Understanding the molecular and cellular processes underlying melanoma plasticity and heterogeneity is of paramount importance to improve the efficiency of current treatment and to overcome resistance to chemotherapy drugs. The notion of plasticity and heterogeneity implies the existence of melanoma cell populations with different phenotypic and tumorigenic properties. Using melanoma cell lines and melanoma cells freshly isolated from patient biopsies, we investigated the relationship between ABCB5+, CD271+ and low-MITF, expressing populations that were reported to display melanoma initiating cell properties. Here, we showed that ABCB5+ and CD271+ populations poorly overlap. However, we found that the CD271+ population is enriched in low-MITF cells and expresses a higher level of stemness genes, such as OCT4, NANOG and NES. These features could explain the increased tumorigenicity of the CD271+ cells. The rapid conversion of CD271+ to CD271- cells in vitro demonstrates the plasticity ability of melanoma cells. Finally, we observed that the transient slow-growing population contains only CD271+ cells that are highly tumorigenic. However, the fast growing/CD271+ population exhibits a poor tumorigenic ability. Taking together, our data show that CD271 is an imperfect marker for melanoma initiating cells, but may be useful to identify melanoma cells with an increased stemness and tumorigenic potential.
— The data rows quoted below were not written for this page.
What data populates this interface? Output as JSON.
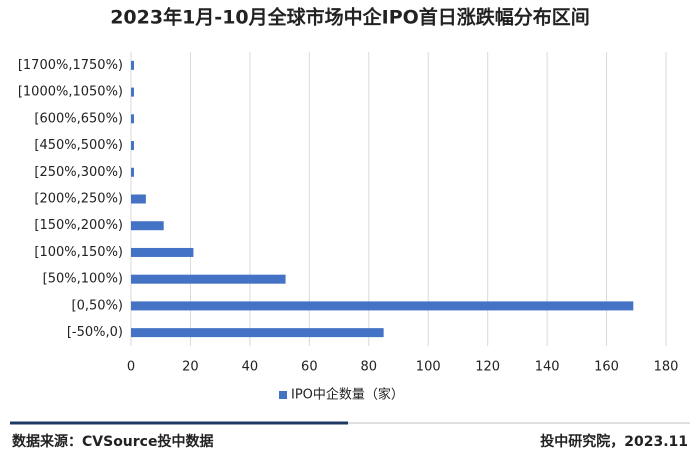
{
  "chart_data": {
    "type": "hbar",
    "title": "2023年1月-10月全球市场中企IPO首日涨跌幅分布区间",
    "categories": [
      "[1700%,1750%)",
      "[1000%,1050%)",
      "[600%,650%)",
      "[450%,500%)",
      "[250%,300%)",
      "[200%,250%)",
      "[150%,200%)",
      "[100%,150%)",
      "[50%,100%)",
      "[0,50%)",
      "[-50%,0)"
    ],
    "series": [
      {
        "name": "IPO中企数量（家）",
        "color": "#4472c4",
        "values": [
          1,
          1,
          1,
          1,
          1,
          5,
          11,
          21,
          52,
          169,
          85
        ]
      }
    ],
    "xlim": [
      0,
      180
    ],
    "xticks": [
      0,
      20,
      40,
      60,
      80,
      100,
      120,
      140,
      160,
      180
    ],
    "grid": true,
    "legend": "bottom"
  },
  "footer": {
    "source": "数据来源：CVSource投中数据",
    "publisher": "投中研究院，2023.11"
  }
}
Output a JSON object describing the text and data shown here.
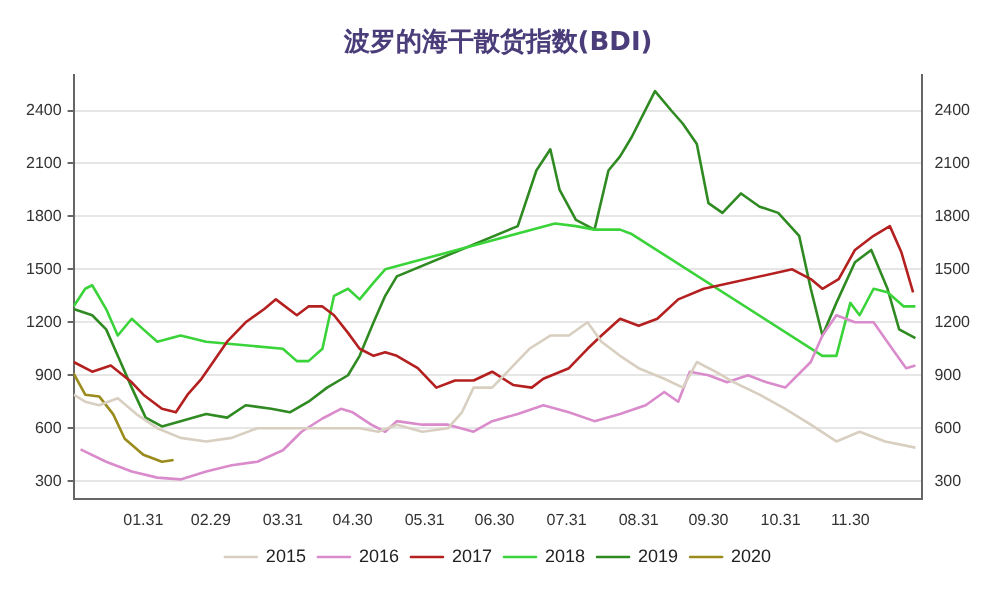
{
  "chart_data": {
    "type": "line",
    "title": "波罗的海干散货指数(BDI)",
    "xlim": [
      "--01-01",
      "--12-31"
    ],
    "xticks": [
      {
        "value": "--01-31",
        "label": "01.31"
      },
      {
        "value": "--02-29",
        "label": "02.29"
      },
      {
        "value": "--03-31",
        "label": "03.31"
      },
      {
        "value": "--04-30",
        "label": "04.30"
      },
      {
        "value": "--05-31",
        "label": "05.31"
      },
      {
        "value": "--06-30",
        "label": "06.30"
      },
      {
        "value": "--07-31",
        "label": "07.31"
      },
      {
        "value": "--08-31",
        "label": "08.31"
      },
      {
        "value": "--09-30",
        "label": "09.30"
      },
      {
        "value": "--10-31",
        "label": "10.31"
      },
      {
        "value": "--11-30",
        "label": "11.30"
      }
    ],
    "ylim": [
      200,
      2600
    ],
    "yticks": [
      300,
      600,
      900,
      1200,
      1500,
      1800,
      2100,
      2400
    ],
    "y2lim": [
      200,
      2600
    ],
    "y2ticks": [
      300,
      600,
      900,
      1200,
      1500,
      1800,
      2100,
      2400
    ],
    "grid": "y",
    "legend": "bottom",
    "series": [
      {
        "name": "2015",
        "color": "#d8cfc0",
        "x": [
          "--01-01",
          "--01-06",
          "--01-12",
          "--01-20",
          "--01-28",
          "--02-06",
          "--02-16",
          "--02-27",
          "--03-09",
          "--03-20",
          "--03-31",
          "--04-11",
          "--04-22",
          "--05-03",
          "--05-11",
          "--05-19",
          "--05-30",
          "--06-10",
          "--06-16",
          "--06-21",
          "--06-29",
          "--07-15",
          "--07-24",
          "--08-01",
          "--08-09",
          "--08-15",
          "--08-23",
          "--08-31",
          "--09-11",
          "--09-19",
          "--09-25",
          "--10-03",
          "--10-11",
          "--10-22",
          "--11-02",
          "--11-13",
          "--11-24",
          "--12-04",
          "--12-15",
          "--12-28"
        ],
        "values": [
          790,
          750,
          730,
          770,
          680,
          600,
          545,
          525,
          545,
          600,
          600,
          600,
          600,
          600,
          580,
          620,
          580,
          600,
          690,
          830,
          830,
          1050,
          1125,
          1125,
          1200,
          1090,
          1010,
          940,
          880,
          830,
          975,
          920,
          860,
          790,
          710,
          620,
          525,
          580,
          525,
          490
        ]
      },
      {
        "name": "2016",
        "color": "#d98bcb",
        "x": [
          "--01-04",
          "--01-15",
          "--01-26",
          "--02-06",
          "--02-16",
          "--02-27",
          "--03-09",
          "--03-20",
          "--03-31",
          "--04-08",
          "--04-17",
          "--04-25",
          "--04-30",
          "--05-08",
          "--05-14",
          "--05-19",
          "--05-30",
          "--06-10",
          "--06-21",
          "--06-29",
          "--07-10",
          "--07-21",
          "--08-01",
          "--08-12",
          "--08-23",
          "--09-03",
          "--09-11",
          "--09-17",
          "--09-22",
          "--09-30",
          "--10-08",
          "--10-17",
          "--10-25",
          "--11-02",
          "--11-13",
          "--11-18",
          "--11-24",
          "--12-02",
          "--12-10",
          "--12-18",
          "--12-24",
          "--12-28"
        ],
        "values": [
          480,
          410,
          355,
          320,
          310,
          355,
          390,
          410,
          475,
          580,
          655,
          710,
          690,
          620,
          580,
          640,
          620,
          620,
          580,
          640,
          680,
          730,
          690,
          640,
          680,
          730,
          805,
          750,
          920,
          900,
          860,
          900,
          860,
          830,
          975,
          1125,
          1240,
          1200,
          1200,
          1050,
          940,
          955
        ]
      },
      {
        "name": "2017",
        "color": "#b3201f",
        "x": [
          "--01-01",
          "--01-09",
          "--01-17",
          "--01-26",
          "--01-31",
          "--02-08",
          "--02-14",
          "--02-19",
          "--02-25",
          "--03-01",
          "--03-07",
          "--03-15",
          "--03-23",
          "--03-28",
          "--04-06",
          "--04-11",
          "--04-17",
          "--04-22",
          "--04-28",
          "--05-03",
          "--05-09",
          "--05-14",
          "--05-19",
          "--05-28",
          "--06-05",
          "--06-13",
          "--06-21",
          "--06-29",
          "--07-08",
          "--07-16",
          "--07-21",
          "--08-01",
          "--08-09",
          "--08-15",
          "--08-23",
          "--08-31",
          "--09-08",
          "--09-17",
          "--09-28",
          "--11-05",
          "--11-13",
          "--11-18",
          "--11-25",
          "--12-02",
          "--12-10",
          "--12-17",
          "--12-22",
          "--12-27"
        ],
        "values": [
          975,
          920,
          955,
          860,
          790,
          710,
          690,
          790,
          880,
          975,
          1090,
          1200,
          1275,
          1330,
          1240,
          1290,
          1290,
          1240,
          1140,
          1050,
          1010,
          1030,
          1010,
          940,
          830,
          870,
          870,
          920,
          845,
          830,
          880,
          940,
          1050,
          1125,
          1220,
          1180,
          1220,
          1330,
          1390,
          1500,
          1445,
          1390,
          1445,
          1610,
          1690,
          1745,
          1595,
          1370
        ]
      },
      {
        "name": "2018",
        "color": "#3ad33a",
        "x": [
          "--01-01",
          "--01-06",
          "--01-09",
          "--01-15",
          "--01-20",
          "--01-26",
          "--01-31",
          "--02-06",
          "--02-16",
          "--02-27",
          "--03-31",
          "--04-06",
          "--04-11",
          "--04-17",
          "--04-22",
          "--04-28",
          "--05-03",
          "--05-09",
          "--05-14",
          "--07-26",
          "--08-04",
          "--08-12",
          "--08-23",
          "--08-28",
          "--11-18",
          "--11-24",
          "--11-30",
          "--12-04",
          "--12-10",
          "--12-16",
          "--12-23",
          "--12-28"
        ],
        "values": [
          1290,
          1390,
          1410,
          1275,
          1125,
          1220,
          1160,
          1090,
          1125,
          1090,
          1050,
          980,
          980,
          1050,
          1350,
          1390,
          1330,
          1425,
          1500,
          1760,
          1745,
          1725,
          1725,
          1700,
          1010,
          1010,
          1310,
          1240,
          1390,
          1370,
          1290,
          1290
        ]
      },
      {
        "name": "2019",
        "color": "#2f8a22",
        "x": [
          "--01-01",
          "--01-09",
          "--01-15",
          "--01-20",
          "--01-26",
          "--02-01",
          "--02-08",
          "--02-16",
          "--02-27",
          "--03-07",
          "--03-15",
          "--03-26",
          "--04-03",
          "--04-11",
          "--04-19",
          "--04-28",
          "--05-03",
          "--05-09",
          "--05-14",
          "--05-19",
          "--07-10",
          "--07-18",
          "--07-24",
          "--07-28",
          "--08-04",
          "--08-12",
          "--08-18",
          "--08-23",
          "--08-28",
          "--09-07",
          "--09-14",
          "--09-19",
          "--09-25",
          "--09-30",
          "--10-06",
          "--10-14",
          "--10-22",
          "--10-30",
          "--11-08",
          "--11-13",
          "--11-18",
          "--11-24",
          "--12-02",
          "--12-09",
          "--12-16",
          "--12-21",
          "--12-28"
        ],
        "values": [
          1275,
          1240,
          1160,
          1010,
          830,
          660,
          610,
          640,
          680,
          660,
          730,
          710,
          690,
          750,
          830,
          900,
          1010,
          1200,
          1350,
          1460,
          1745,
          2060,
          2180,
          1950,
          1780,
          1725,
          2060,
          2140,
          2250,
          2510,
          2400,
          2325,
          2210,
          1875,
          1820,
          1930,
          1855,
          1820,
          1690,
          1390,
          1125,
          1310,
          1540,
          1610,
          1390,
          1160,
          1110
        ]
      },
      {
        "name": "2020",
        "color": "#9a8b1c",
        "x": [
          "--01-01",
          "--01-06",
          "--01-12",
          "--01-18",
          "--01-23",
          "--01-31",
          "--02-08",
          "--02-13"
        ],
        "values": [
          910,
          790,
          780,
          680,
          540,
          450,
          410,
          420
        ]
      }
    ]
  }
}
allegra otc dose 2017-09-29

Human aromatase (CYP19A1) is a steroidogenic cytochrome P450 converting androgens into estrogens. No ligand-free crystal structure of the enzyme is available to date. The crystal structure in complex with the substrate androstenedione and the steroidal inhibitor exemestane shows a very compact conformation of the enzyme, leaving unanswered questions on the conformational changes that must occur to allow access of the ligand to the active site. As H/D exchange kinetics followed by FTIR spectroscopy can provide information on the conformational changes in proteins where solvent accessibility is affected, here the amide I region was used to measure the exchange rates of the different elements of the secondary structure for aromatase in the ligand-free form and in the presence of the substrate androstenedione and the inhibitor anastrozole. Biphasic exponential functions were found to fit the H/D exchange data collected as a function of time. Two exchange rates were assigned to two populations of protons present in different flexible regions of the protein. The addition of the substrate androstenedione and the inhibitor anastrozole lowers the H/D exchange rates of the α-helices of the enzyme when compared to the ligand-free form. Furthermore, the presence of the inhibitor anastrozole lowers exchange rate constant (k1) for β-sheets from 0.22±0.06 min(-1) for the inhibitor-bound enzyme to 0.12±0.02 min(-1) for the free protein. Dynamics effects localised in helix F were studied by time resolved fluorescence. The data demonstrate that the fluorescence lifetime component associated to Trp224 emission undergoes a shift toward longer lifetimes (from ≈5.0 to ≈5.5 ns) when the substrate or the inhibitor are present, suggesting slower dynamics in the presence of ligands. Together the results are consistent with different degrees of flexibility of the access channel and therefore different conformations adopted by the enzyme in the free, substrate- and inhibitor-bound forms.